On peut se demander ce qui a attiré l’attention de Gilles Perret : il se trouve simplement que ces deux-là sont voisins. L’effet de proximité joue à plein dans ce film : l’auteur entre chez Walter Bassan (c’est son nom) et l’accompagne partout. On comprend que l’utilisation du seul prénom dans le titre du film est un reflet de cette familiarité, mais aussi de la sympathie qu’éprouve le réalisateur pour son voisin. Pour autant, on aurait du mal à parler de connivence, dans son sens négatif. Au contraire, Gilles Perret donne de Walter un portrait tout en retenue, même si on sent bien que leur façon de voir le monde s’accorde. Pendant l’inauguration d’un musée par Bernard Accoyer et les discours officiels, les deux sont à l’extérieur, comme en dehors des conventions auxquelles il faudrait souscrire.

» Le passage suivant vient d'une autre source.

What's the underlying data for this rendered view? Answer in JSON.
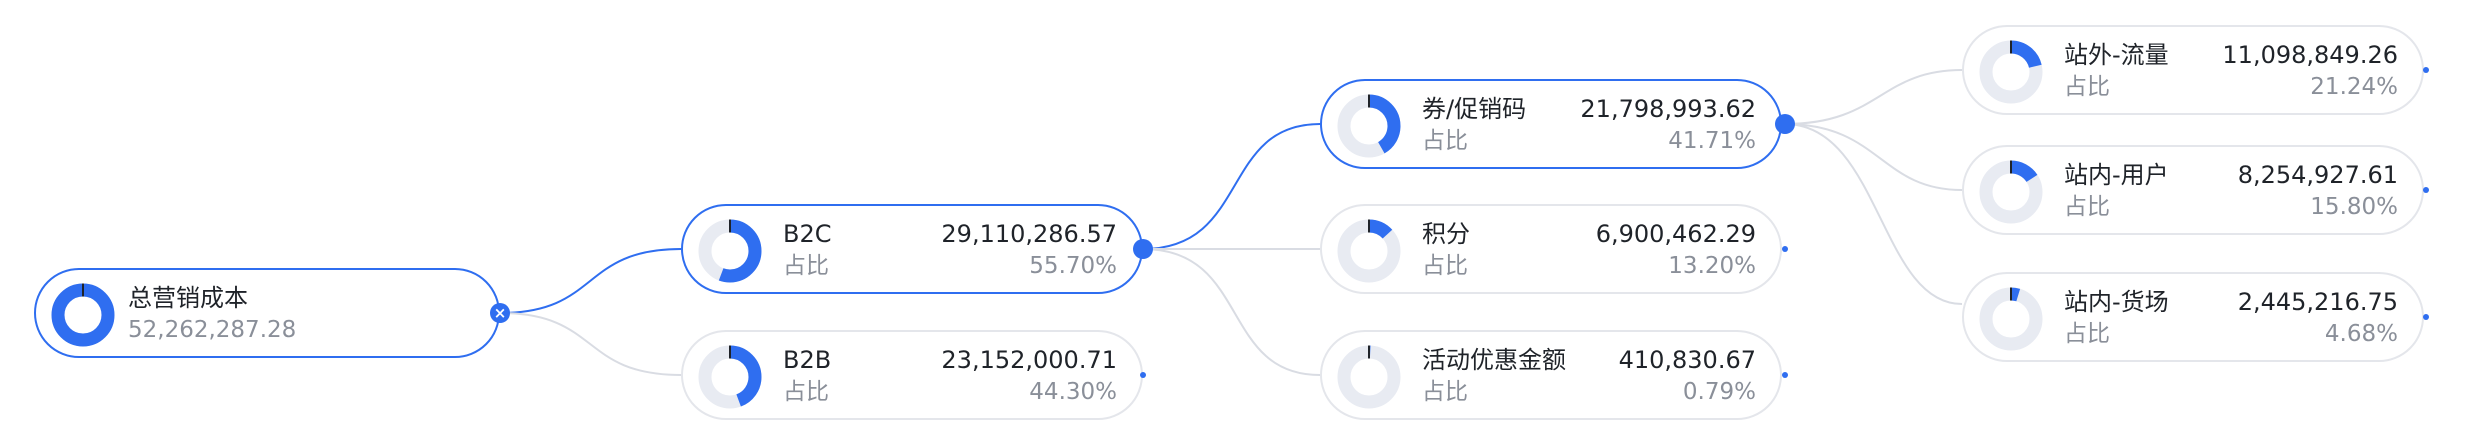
{
  "colors": {
    "accent": "#2f6ef0",
    "track": "#e8ebf2",
    "border": "#e4e6eb",
    "link": "#d9dce3"
  },
  "icons": {
    "collapse": "close-icon"
  },
  "root": {
    "label": "总营销成本",
    "value": "52,262,287.28"
  },
  "level1": [
    {
      "label": "B2C",
      "value": "29,110,286.57",
      "sub": "占比",
      "pct": "55.70%",
      "share": 0.557
    },
    {
      "label": "B2B",
      "value": "23,152,000.71",
      "sub": "占比",
      "pct": "44.30%",
      "share": 0.443
    }
  ],
  "level2": [
    {
      "label": "券/促销码",
      "value": "21,798,993.62",
      "sub": "占比",
      "pct": "41.71%",
      "share": 0.4171
    },
    {
      "label": "积分",
      "value": "6,900,462.29",
      "sub": "占比",
      "pct": "13.20%",
      "share": 0.132
    },
    {
      "label": "活动优惠金额",
      "value": "410,830.67",
      "sub": "占比",
      "pct": "0.79%",
      "share": 0.0079
    }
  ],
  "level3": [
    {
      "label": "站外-流量",
      "value": "11,098,849.26",
      "sub": "占比",
      "pct": "21.24%",
      "share": 0.2124
    },
    {
      "label": "站内-用户",
      "value": "8,254,927.61",
      "sub": "占比",
      "pct": "15.80%",
      "share": 0.158
    },
    {
      "label": "站内-货场",
      "value": "2,445,216.75",
      "sub": "占比",
      "pct": "4.68%",
      "share": 0.0468
    }
  ]
}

Qui est Walter Bassan ? Né le 5 novembre 1926 à Rovigo (Italie), sa famille
fuit ensuite le régime fasciste pour migrer. On l’a dit, Walter Bassan est
résistant, avec une vingtaine de camarades très jeunes (la plupart n’ont
pas vingt ans). Mais au moment où il s’engage, cela n’a pas un sens
profond pour lui. Il distribue des tracts ; il échappe aux poursuites
nocturnes dans les rues : c’est plutôt un jeu, pour un garçon de 17 ans,
qu’une lutte consciente. Dénoncé avec d’autres, il est arrêté par la
Milice le 23 mars 1944, transféré à l’intendance d’Annecy puis à la
prison Saint-Paul, à Lyon, où il est « interrogé » (pour utiliser le mot
convenu, mais qui ne dit rien des souffrances endurées). Il est déporté
par convoi I. 234 parti de Lyon le 29 juin 1944 vers Dachau le 29 juin
1944 (convoi I 234), où il arrive le 2 juillet. 350 hommes rentreront
onze mois plus tard, sur les 720, essentiellement français1 .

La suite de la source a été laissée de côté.